He will catch you but then act as though he’s going to drop you by loosening his grip, making you scream out of surprise and cling onto him tighter, all the while beaming that bright and beautiful smile of his as though he wasn’t about to willingly let you fall flat on your ass on multiple occasions.
‘I fucking hate you!’ You whined, smacking Dick on the bicep.
‘Oh do you now?’ Dick inquires as he slowly begins to losses his grip on you, smirking.

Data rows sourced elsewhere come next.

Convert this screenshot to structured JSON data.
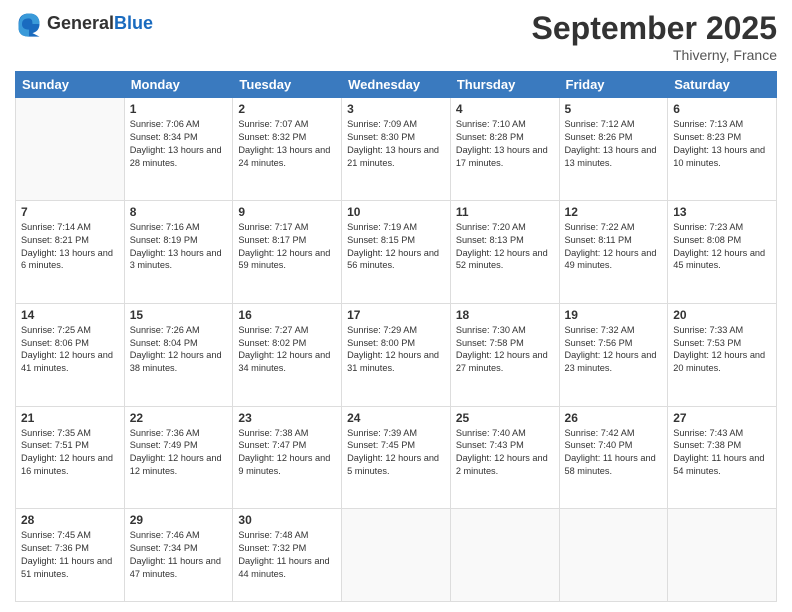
{
  "logo": {
    "line1": "General",
    "line2": "Blue"
  },
  "title": "September 2025",
  "subtitle": "Thiverny, France",
  "weekdays": [
    "Sunday",
    "Monday",
    "Tuesday",
    "Wednesday",
    "Thursday",
    "Friday",
    "Saturday"
  ],
  "weeks": [
    [
      null,
      {
        "day": 1,
        "sunrise": "7:06 AM",
        "sunset": "8:34 PM",
        "daylight": "13 hours and 28 minutes."
      },
      {
        "day": 2,
        "sunrise": "7:07 AM",
        "sunset": "8:32 PM",
        "daylight": "13 hours and 24 minutes."
      },
      {
        "day": 3,
        "sunrise": "7:09 AM",
        "sunset": "8:30 PM",
        "daylight": "13 hours and 21 minutes."
      },
      {
        "day": 4,
        "sunrise": "7:10 AM",
        "sunset": "8:28 PM",
        "daylight": "13 hours and 17 minutes."
      },
      {
        "day": 5,
        "sunrise": "7:12 AM",
        "sunset": "8:26 PM",
        "daylight": "13 hours and 13 minutes."
      },
      {
        "day": 6,
        "sunrise": "7:13 AM",
        "sunset": "8:23 PM",
        "daylight": "13 hours and 10 minutes."
      }
    ],
    [
      {
        "day": 7,
        "sunrise": "7:14 AM",
        "sunset": "8:21 PM",
        "daylight": "13 hours and 6 minutes."
      },
      {
        "day": 8,
        "sunrise": "7:16 AM",
        "sunset": "8:19 PM",
        "daylight": "13 hours and 3 minutes."
      },
      {
        "day": 9,
        "sunrise": "7:17 AM",
        "sunset": "8:17 PM",
        "daylight": "12 hours and 59 minutes."
      },
      {
        "day": 10,
        "sunrise": "7:19 AM",
        "sunset": "8:15 PM",
        "daylight": "12 hours and 56 minutes."
      },
      {
        "day": 11,
        "sunrise": "7:20 AM",
        "sunset": "8:13 PM",
        "daylight": "12 hours and 52 minutes."
      },
      {
        "day": 12,
        "sunrise": "7:22 AM",
        "sunset": "8:11 PM",
        "daylight": "12 hours and 49 minutes."
      },
      {
        "day": 13,
        "sunrise": "7:23 AM",
        "sunset": "8:08 PM",
        "daylight": "12 hours and 45 minutes."
      }
    ],
    [
      {
        "day": 14,
        "sunrise": "7:25 AM",
        "sunset": "8:06 PM",
        "daylight": "12 hours and 41 minutes."
      },
      {
        "day": 15,
        "sunrise": "7:26 AM",
        "sunset": "8:04 PM",
        "daylight": "12 hours and 38 minutes."
      },
      {
        "day": 16,
        "sunrise": "7:27 AM",
        "sunset": "8:02 PM",
        "daylight": "12 hours and 34 minutes."
      },
      {
        "day": 17,
        "sunrise": "7:29 AM",
        "sunset": "8:00 PM",
        "daylight": "12 hours and 31 minutes."
      },
      {
        "day": 18,
        "sunrise": "7:30 AM",
        "sunset": "7:58 PM",
        "daylight": "12 hours and 27 minutes."
      },
      {
        "day": 19,
        "sunrise": "7:32 AM",
        "sunset": "7:56 PM",
        "daylight": "12 hours and 23 minutes."
      },
      {
        "day": 20,
        "sunrise": "7:33 AM",
        "sunset": "7:53 PM",
        "daylight": "12 hours and 20 minutes."
      }
    ],
    [
      {
        "day": 21,
        "sunrise": "7:35 AM",
        "sunset": "7:51 PM",
        "daylight": "12 hours and 16 minutes."
      },
      {
        "day": 22,
        "sunrise": "7:36 AM",
        "sunset": "7:49 PM",
        "daylight": "12 hours and 12 minutes."
      },
      {
        "day": 23,
        "sunrise": "7:38 AM",
        "sunset": "7:47 PM",
        "daylight": "12 hours and 9 minutes."
      },
      {
        "day": 24,
        "sunrise": "7:39 AM",
        "sunset": "7:45 PM",
        "daylight": "12 hours and 5 minutes."
      },
      {
        "day": 25,
        "sunrise": "7:40 AM",
        "sunset": "7:43 PM",
        "daylight": "12 hours and 2 minutes."
      },
      {
        "day": 26,
        "sunrise": "7:42 AM",
        "sunset": "7:40 PM",
        "daylight": "11 hours and 58 minutes."
      },
      {
        "day": 27,
        "sunrise": "7:43 AM",
        "sunset": "7:38 PM",
        "daylight": "11 hours and 54 minutes."
      }
    ],
    [
      {
        "day": 28,
        "sunrise": "7:45 AM",
        "sunset": "7:36 PM",
        "daylight": "11 hours and 51 minutes."
      },
      {
        "day": 29,
        "sunrise": "7:46 AM",
        "sunset": "7:34 PM",
        "daylight": "11 hours and 47 minutes."
      },
      {
        "day": 30,
        "sunrise": "7:48 AM",
        "sunset": "7:32 PM",
        "daylight": "11 hours and 44 minutes."
      },
      null,
      null,
      null,
      null
    ]
  ]
}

‘Did I say hate you? I meant love you, a lot! Please don’t drop me.’ You cried as you tightened your grip on his neck whilst struggling to keep your feet from touching the floor. ‘Awww I love you too gorgeous.’ Dick coos as he pressed kisses into your face as you could only glare at the cheeky bastard.
You hate him sometimes but you weren’t going to complain about the affection you were being given. So you guess you’ll suffer for now.
Side note: he might even try and see if you can catch him. 💀
Jason: He will catch you but makes it a big deal whenever he can. He loves holding you in his arms.
He could keep you in his arms forever if he could but knew that he can’t, so he settles for going about his day carrying you throughout the apartment instead.
‘You can put down any day now.’ You’d tell him but that only makes Jason tighten his grip on you as he moved in his makeshift library for a book to read.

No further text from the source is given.